Selkirk digested the information for a moment, then settled back in his chair, raised the mint julep glass and took a long sip of the cooling contents.
“Why did you come to me?” he asked after a moment.
Mason said, “It is possible that your grandson is being subjected to suggestion and repetitious assertion of certain things which he is told must have happened while he was asleep. There is also, of course, the possibility that your son was planning to take Robert outside the jurisdiction of the California courts before new guardianship or custody proceedings could be instituted, and that Robert, hearing a prowler, pointed and discharged Barton Jennings’ .22-caliber automatic.
“In any event, there is persuasive evidence that the shot fired from the tent where Robert was sleeping found a human target.”
“What sort of persuasive evidence?” Selkirk asked.
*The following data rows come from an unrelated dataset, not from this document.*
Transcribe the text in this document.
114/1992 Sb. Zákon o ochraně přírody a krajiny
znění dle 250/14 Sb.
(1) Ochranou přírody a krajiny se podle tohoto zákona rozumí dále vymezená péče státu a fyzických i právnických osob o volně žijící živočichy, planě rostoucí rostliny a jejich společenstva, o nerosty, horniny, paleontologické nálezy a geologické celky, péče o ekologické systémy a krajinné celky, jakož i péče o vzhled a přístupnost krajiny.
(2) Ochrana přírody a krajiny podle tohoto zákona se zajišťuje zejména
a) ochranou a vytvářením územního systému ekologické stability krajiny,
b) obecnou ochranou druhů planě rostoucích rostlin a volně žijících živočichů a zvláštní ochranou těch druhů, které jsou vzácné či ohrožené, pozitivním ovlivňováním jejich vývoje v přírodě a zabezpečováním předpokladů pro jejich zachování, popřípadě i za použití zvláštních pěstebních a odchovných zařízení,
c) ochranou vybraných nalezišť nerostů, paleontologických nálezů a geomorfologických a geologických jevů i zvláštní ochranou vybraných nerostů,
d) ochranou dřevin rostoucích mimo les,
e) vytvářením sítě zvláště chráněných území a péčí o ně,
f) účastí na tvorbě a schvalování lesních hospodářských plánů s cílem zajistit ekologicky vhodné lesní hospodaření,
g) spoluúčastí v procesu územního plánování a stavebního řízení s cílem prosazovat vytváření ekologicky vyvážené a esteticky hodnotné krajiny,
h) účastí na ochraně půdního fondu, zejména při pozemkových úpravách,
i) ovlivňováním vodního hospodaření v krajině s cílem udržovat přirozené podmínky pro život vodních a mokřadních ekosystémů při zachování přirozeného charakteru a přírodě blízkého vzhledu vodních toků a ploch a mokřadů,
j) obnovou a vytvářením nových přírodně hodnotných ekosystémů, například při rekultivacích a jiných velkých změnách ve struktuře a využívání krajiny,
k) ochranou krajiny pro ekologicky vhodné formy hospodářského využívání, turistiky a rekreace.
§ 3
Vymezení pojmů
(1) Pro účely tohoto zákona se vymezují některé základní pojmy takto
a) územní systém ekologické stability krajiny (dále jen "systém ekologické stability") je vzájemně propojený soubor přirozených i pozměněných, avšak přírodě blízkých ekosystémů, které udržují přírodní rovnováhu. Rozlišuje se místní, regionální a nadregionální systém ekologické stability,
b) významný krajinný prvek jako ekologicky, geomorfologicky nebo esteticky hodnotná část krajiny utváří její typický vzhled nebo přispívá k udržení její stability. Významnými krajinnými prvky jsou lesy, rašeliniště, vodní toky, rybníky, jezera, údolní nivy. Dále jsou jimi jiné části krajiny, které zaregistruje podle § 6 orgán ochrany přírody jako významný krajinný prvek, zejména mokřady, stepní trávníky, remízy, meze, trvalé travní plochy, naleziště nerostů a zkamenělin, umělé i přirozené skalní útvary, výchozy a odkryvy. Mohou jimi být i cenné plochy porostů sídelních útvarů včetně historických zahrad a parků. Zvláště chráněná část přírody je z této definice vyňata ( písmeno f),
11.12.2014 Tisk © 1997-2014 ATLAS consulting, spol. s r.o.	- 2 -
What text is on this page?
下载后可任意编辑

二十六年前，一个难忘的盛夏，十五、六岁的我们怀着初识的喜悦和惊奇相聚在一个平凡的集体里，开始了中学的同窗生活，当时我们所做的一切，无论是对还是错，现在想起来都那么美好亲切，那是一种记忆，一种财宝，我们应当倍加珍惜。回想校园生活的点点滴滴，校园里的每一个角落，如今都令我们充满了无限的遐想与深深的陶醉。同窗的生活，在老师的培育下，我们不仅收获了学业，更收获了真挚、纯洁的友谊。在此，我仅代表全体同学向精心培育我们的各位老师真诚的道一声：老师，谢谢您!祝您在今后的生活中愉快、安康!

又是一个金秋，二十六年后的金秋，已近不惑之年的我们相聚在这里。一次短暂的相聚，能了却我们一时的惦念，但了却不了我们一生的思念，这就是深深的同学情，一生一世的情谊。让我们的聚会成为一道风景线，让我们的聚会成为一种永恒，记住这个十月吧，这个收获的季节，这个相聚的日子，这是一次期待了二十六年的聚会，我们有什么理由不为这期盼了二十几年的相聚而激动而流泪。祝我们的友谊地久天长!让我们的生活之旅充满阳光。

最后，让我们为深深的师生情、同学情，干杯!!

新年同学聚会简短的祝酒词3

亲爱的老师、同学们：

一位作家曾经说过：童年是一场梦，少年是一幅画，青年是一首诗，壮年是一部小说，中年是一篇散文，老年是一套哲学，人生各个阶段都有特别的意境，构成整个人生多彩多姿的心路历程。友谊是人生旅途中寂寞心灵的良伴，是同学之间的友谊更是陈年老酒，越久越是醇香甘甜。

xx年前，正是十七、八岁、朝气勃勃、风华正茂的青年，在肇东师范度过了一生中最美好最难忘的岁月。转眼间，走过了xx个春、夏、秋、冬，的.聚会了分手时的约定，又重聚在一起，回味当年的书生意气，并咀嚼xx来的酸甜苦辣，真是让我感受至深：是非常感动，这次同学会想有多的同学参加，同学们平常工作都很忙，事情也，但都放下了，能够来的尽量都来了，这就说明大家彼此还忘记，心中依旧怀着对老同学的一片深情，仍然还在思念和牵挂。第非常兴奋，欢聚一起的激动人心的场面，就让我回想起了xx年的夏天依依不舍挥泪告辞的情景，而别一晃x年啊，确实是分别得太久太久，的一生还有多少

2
“A blood trail which led from the vicinity of the tent to the curb where a car was parked. The blood trail was removed, at least in part, by a stream of water played on the grass and the sidewalk through a hose early yesterday morning.”
“Barton Jennings?”
Mason nodded.
Selkirk toyed with his glass for several seconds, his eyes hard with concentration, his face a mask.
“Just what do you expect me to do, Mason?”
“There are two things which can be done. You can do one. I can do the other.”
“What would you suggest that I do?”
“As the child’s grandfather, you might insist that the police detention is violating the law. You might allege that Grace Hallum was contributing to the delinquency of a minor in trying to lead your grandson to believe that he had fired the shot which had resulted in his father’s death. You might file a writ of habeas corpus stating that Grace Hallum, an entirely unauthorized person, has the child in custody. This would force Lorraine Jennings, the child’s mother, either to yield the point or to come out in the open and state that she had ordered the child removed from the jurisdiction of the court.”